Voici un extrait d'une nouvelle écrite en 2018, intitulée "Galop vers l'océan", inédite, qui vous emmènera vers le Grand Sud marocain, le long des plages de Dakhla, dans le Sahara : 

Chapitre 1 : Femme de grande tente 

Quand elle se levait, avant l'aube, son premier geste était d'ouvrir, à l'arrière de la grande tente berbère, le passage, un seuil fait de tapis pendus, qui y avait été créé vers l'océan. Elle partait pieds nus sur la plage, y marchait dans les vagues venues y mourir, goûtant ce contact avec l'eau froide, au sortir d'une nuit sous les chaudes couvertures de laine. Le soleil n'apparaissait pas encore mais de premières lueurs donnaient au ciel ces tons splendides du commencement de l'aurore.

L'océan gardait toujours à cette heure-là sa couleur sombre, anthracite, qui emportait l'imagination de Zohra vers ces abysses, ces fonds insondables où vivent des êtres inconnus, hydres terrifiantes, et, peut-être, pensait-elle, ces Djounns des profondeurs capables de surgir des flots à tout moment et qu'il fallait tant redouter.

Le vent marin face auquel elle marchait envahissait ses poumons, lui insufflait un air iodé qu'elle inhalait avec bonheur, faisant des haltes pour prendre de longues respirations, seule dans cette immensité de la grève, déserte à cette heure-là.

Elle laisser flotter son grand foulard comme un pavillon à la poupe d'un navire. Elle aimait ces instants de liberté et de solitude, l'odeur du varech, les embruns parfois, qui humidifiaient son visage, laissant sur ses lèvres ces particules de sel qu'elle goûtait aussitôt. 
Puis Zohra rentrait à la Grand'Tente, d'un pas lent dans le sable profond, encore froid au petit matin.
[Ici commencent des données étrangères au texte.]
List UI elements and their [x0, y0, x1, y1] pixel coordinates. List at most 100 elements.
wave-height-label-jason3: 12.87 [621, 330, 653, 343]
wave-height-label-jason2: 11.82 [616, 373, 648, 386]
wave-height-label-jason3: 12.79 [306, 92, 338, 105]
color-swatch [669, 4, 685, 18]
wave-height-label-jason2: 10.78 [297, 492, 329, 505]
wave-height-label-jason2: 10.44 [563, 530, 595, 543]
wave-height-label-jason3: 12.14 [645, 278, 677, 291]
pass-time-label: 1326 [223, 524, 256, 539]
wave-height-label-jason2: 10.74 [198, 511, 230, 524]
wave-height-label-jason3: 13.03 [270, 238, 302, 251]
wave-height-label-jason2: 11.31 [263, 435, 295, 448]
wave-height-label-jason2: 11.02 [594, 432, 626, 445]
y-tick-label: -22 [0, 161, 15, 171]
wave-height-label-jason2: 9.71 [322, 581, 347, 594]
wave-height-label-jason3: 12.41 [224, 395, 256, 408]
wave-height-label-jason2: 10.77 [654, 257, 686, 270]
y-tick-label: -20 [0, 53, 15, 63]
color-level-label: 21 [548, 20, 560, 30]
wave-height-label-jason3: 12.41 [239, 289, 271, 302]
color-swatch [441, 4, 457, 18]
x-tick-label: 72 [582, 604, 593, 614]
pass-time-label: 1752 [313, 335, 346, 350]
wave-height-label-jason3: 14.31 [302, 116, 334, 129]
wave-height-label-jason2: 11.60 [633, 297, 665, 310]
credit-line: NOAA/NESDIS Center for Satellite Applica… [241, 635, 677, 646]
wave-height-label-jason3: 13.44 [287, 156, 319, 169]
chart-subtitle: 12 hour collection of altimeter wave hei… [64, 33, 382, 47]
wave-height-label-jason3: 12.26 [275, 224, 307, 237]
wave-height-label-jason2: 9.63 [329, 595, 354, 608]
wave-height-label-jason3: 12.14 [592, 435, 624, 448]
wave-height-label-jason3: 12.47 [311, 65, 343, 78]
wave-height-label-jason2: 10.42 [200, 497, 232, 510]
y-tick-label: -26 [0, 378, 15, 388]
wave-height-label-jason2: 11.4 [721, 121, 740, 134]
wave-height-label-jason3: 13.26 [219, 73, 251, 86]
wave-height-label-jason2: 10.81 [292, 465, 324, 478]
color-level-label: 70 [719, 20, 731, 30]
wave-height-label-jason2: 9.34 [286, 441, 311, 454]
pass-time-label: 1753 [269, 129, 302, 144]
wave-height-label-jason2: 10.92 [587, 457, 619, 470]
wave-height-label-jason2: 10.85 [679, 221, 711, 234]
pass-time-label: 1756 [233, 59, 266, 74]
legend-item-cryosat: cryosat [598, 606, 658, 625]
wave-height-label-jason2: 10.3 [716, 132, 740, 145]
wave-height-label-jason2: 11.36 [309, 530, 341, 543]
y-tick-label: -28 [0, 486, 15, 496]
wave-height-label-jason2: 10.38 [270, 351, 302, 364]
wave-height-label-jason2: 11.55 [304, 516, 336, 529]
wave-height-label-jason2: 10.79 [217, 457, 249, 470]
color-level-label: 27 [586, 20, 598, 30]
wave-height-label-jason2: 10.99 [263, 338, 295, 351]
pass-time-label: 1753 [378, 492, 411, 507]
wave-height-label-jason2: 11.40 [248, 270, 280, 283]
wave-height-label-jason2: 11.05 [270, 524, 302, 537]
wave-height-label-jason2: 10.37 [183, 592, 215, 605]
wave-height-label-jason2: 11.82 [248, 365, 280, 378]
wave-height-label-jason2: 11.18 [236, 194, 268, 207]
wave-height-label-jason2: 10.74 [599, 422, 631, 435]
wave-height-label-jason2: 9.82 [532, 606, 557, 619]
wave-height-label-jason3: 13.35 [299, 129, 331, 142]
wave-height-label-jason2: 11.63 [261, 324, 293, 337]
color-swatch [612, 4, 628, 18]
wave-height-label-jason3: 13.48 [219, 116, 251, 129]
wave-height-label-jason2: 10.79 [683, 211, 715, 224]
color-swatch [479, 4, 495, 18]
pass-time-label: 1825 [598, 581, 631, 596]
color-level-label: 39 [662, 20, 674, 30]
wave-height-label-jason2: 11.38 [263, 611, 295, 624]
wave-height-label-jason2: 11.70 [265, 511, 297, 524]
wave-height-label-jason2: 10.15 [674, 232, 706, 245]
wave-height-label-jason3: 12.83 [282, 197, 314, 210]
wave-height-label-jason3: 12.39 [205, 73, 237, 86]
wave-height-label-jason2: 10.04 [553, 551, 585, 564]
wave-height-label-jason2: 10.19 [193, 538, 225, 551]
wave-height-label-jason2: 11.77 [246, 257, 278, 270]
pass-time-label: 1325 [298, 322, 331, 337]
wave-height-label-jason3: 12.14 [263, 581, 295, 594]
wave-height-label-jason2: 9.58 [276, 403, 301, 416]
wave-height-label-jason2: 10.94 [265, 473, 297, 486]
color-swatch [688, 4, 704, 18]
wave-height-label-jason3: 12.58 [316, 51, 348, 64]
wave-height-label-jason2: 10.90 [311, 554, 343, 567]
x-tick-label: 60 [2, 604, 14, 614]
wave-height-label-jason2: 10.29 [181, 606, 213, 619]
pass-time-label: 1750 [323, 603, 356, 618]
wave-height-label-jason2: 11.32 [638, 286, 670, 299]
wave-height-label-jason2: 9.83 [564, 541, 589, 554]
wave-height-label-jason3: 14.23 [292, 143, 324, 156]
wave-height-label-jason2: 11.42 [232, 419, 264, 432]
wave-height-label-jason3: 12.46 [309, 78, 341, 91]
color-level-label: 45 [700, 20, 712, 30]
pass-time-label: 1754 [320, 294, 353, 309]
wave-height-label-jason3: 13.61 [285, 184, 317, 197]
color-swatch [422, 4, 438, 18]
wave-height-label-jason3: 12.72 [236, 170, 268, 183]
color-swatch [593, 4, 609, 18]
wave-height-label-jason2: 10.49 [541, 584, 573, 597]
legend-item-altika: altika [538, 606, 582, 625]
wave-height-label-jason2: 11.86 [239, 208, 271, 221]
À son retour sous celle-ci, commençait une journée faite de dévotion à Hassan, son cavalier de Fantasia. Voilà plus de 40 ans qu'elle avait été mariée à lui. Il était une légende dans la région de Dakhla, connu pour son habilité légendaire à monter ses pur-sang arabes, fins et vifs, prompts comme lui aux courses les plus folles dans le bruit assourdissant des tirs de fusil. Il avait été l'un des plus courtisés d'entre eux par les familles désireuses de marier leur fille. Mais Zohra était la plus belle et lui fut promise.

Il avait vieilli bien sûr, mais la soixantaine passée, malgré les chutes et les blessures, il remontait en selle chaque jour, dans sa tenue traditionnelle que préparait Zohra, et elle l'habillait elle-même, avec la même pudeur qu'au premier jour et cette attention aux détails qui témoignait du souci de perfection qui était le sien vis-à-vis de celui qu'elle aimait toujours aussi intensément.

Mais lorsqu'elle rentra ce jour-là, elle eût un pressentiment qui la conduisit à presser le pas.

Il était 7h00 lorsqu'elle souleva les tapis de Chichaoua suspendus qui fermaient l'entrée et pénétra dans la tente.